Most of them aren’t controversial. Trump named veteran GOP consultant Susie Wiles, who is now White House chief of staff in his administration, along with Usha Vance (Vice President JD Vance’s wife). But one name that is raising some eyebrows, according to journalist Tony Ortega, is billionaire Trish Duggan.
In a SubStack article published on Valentine’s Day 2025, Ortega notes that Duggan is the “wealthiest” donor to the Church of Scientology.
Ortega wrote his SubStack piece for The Underground Bunker, which has been reporting on Scientology since 2012.
“We were just telling you on Tuesday about Trish being a director of the America First Policy Institute, a dark-money organization that Politico and the New York Times said had quietly become more important than the Heritage Foundation for helping to plan the strategy of the second Trump Administration,” Ortega explains. “The AFPI’s tax records suggested that Duggan is tight with three of Trump’s cabinet picks: Linda McMahon at Education, Brooke Rollins at Agriculture, and Pam Bondi at Justice. And her selection to the Kennedy Board only emphasizes just how close she is with the president after becoming, at $5 million, one of the biggest individual funders to his 2024 campaign.”

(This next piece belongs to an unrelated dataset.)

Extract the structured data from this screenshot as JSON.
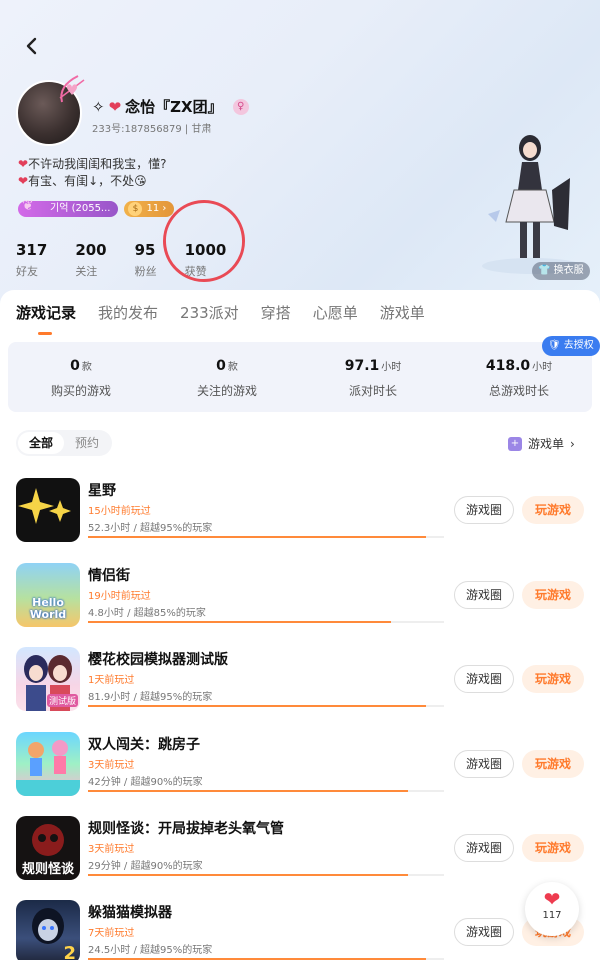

Ortega notes some well-known jazz musicians who are involved with Scientology.
“Trish has a museum dedicated to herself in St. Petersburg, Florida, which shows off her glass art,” Ortega reports. “And now that she’s on the Kennedy Board, she no doubt will have some great suggestions for the legendary performing arts center in Washington D.C. Here are some Scientologist performers who might show up on the schedule: Mark Isham, trumpet, and Stanley Clarke, bass, are legitimately celebrated jazz musicians who happen to be longtime Scientologists, and who have both seemed to step up their involvement in church events in recent years.”

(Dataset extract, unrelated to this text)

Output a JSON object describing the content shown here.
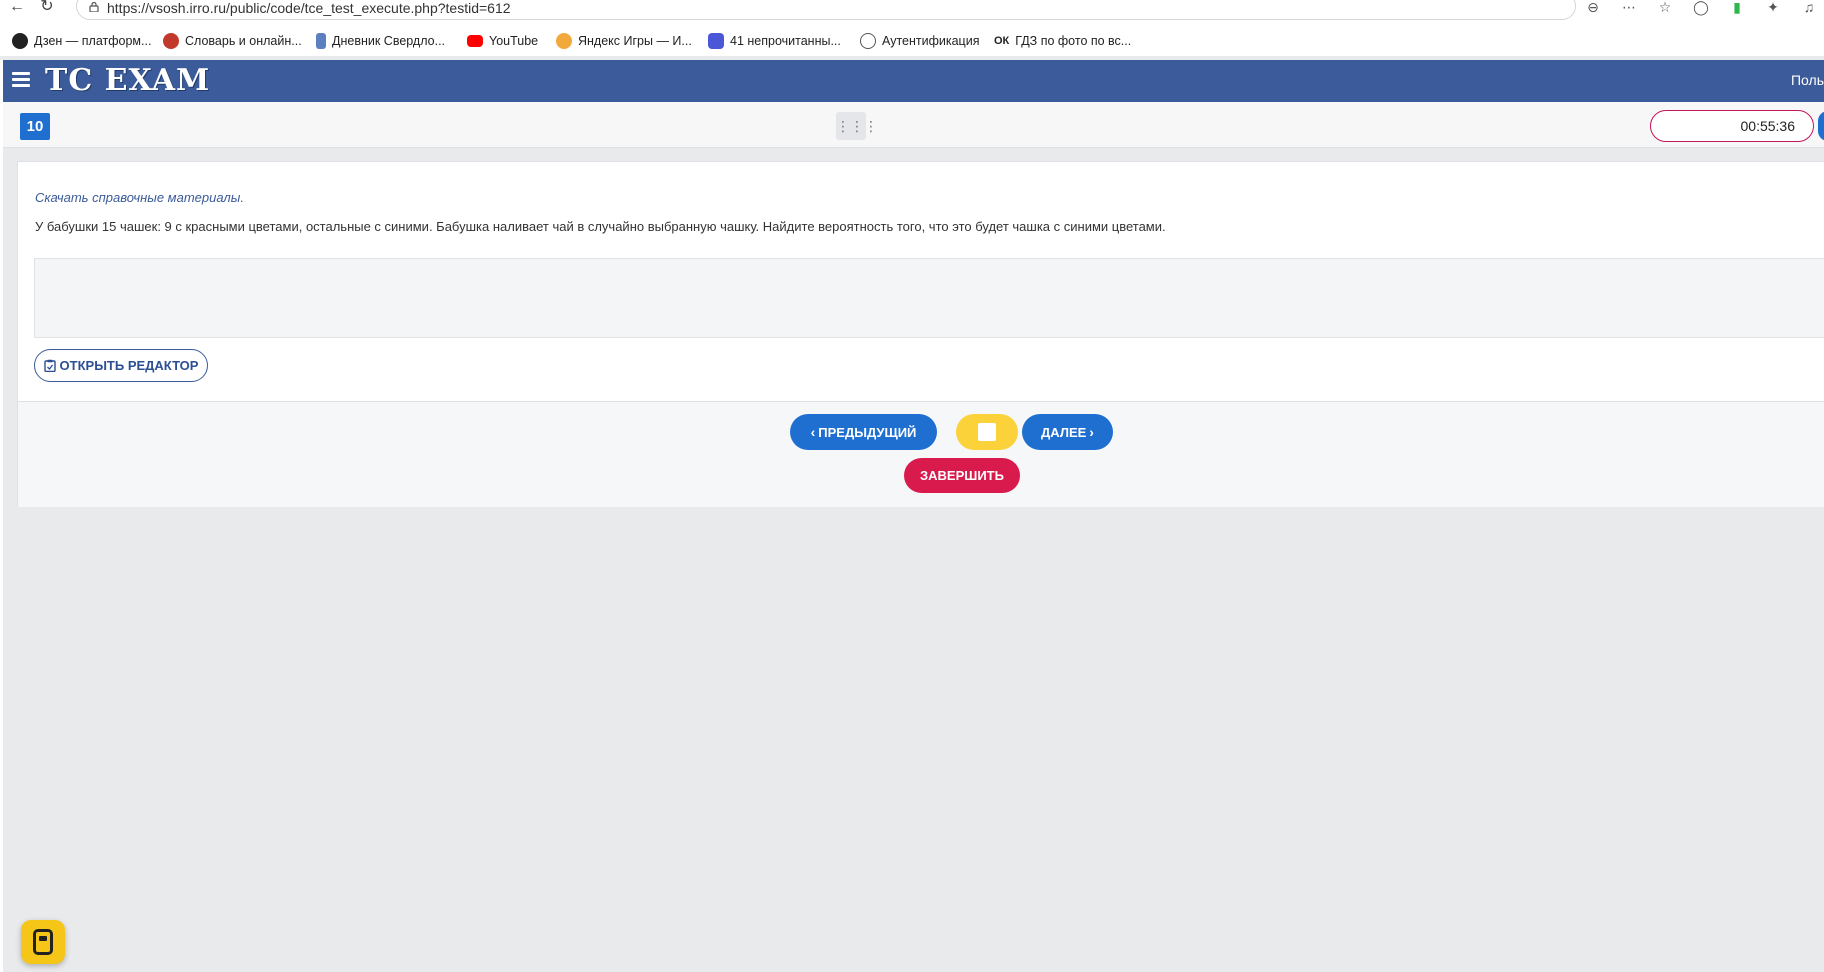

Ortega adds, “Stanley’s already scheduled to play at the Kennedy Center this May, and Mark’s film music has been performed there in the past.”
During the 1970s, Philadelphia native Clarke was a member of the late pianist/keyboardist Chick Corea’s iconic jazz-fusion band Return to Forever. Corea was also a well-known Scientologist and often dedicated his albums to Scientology founder L. Ron Hubbard.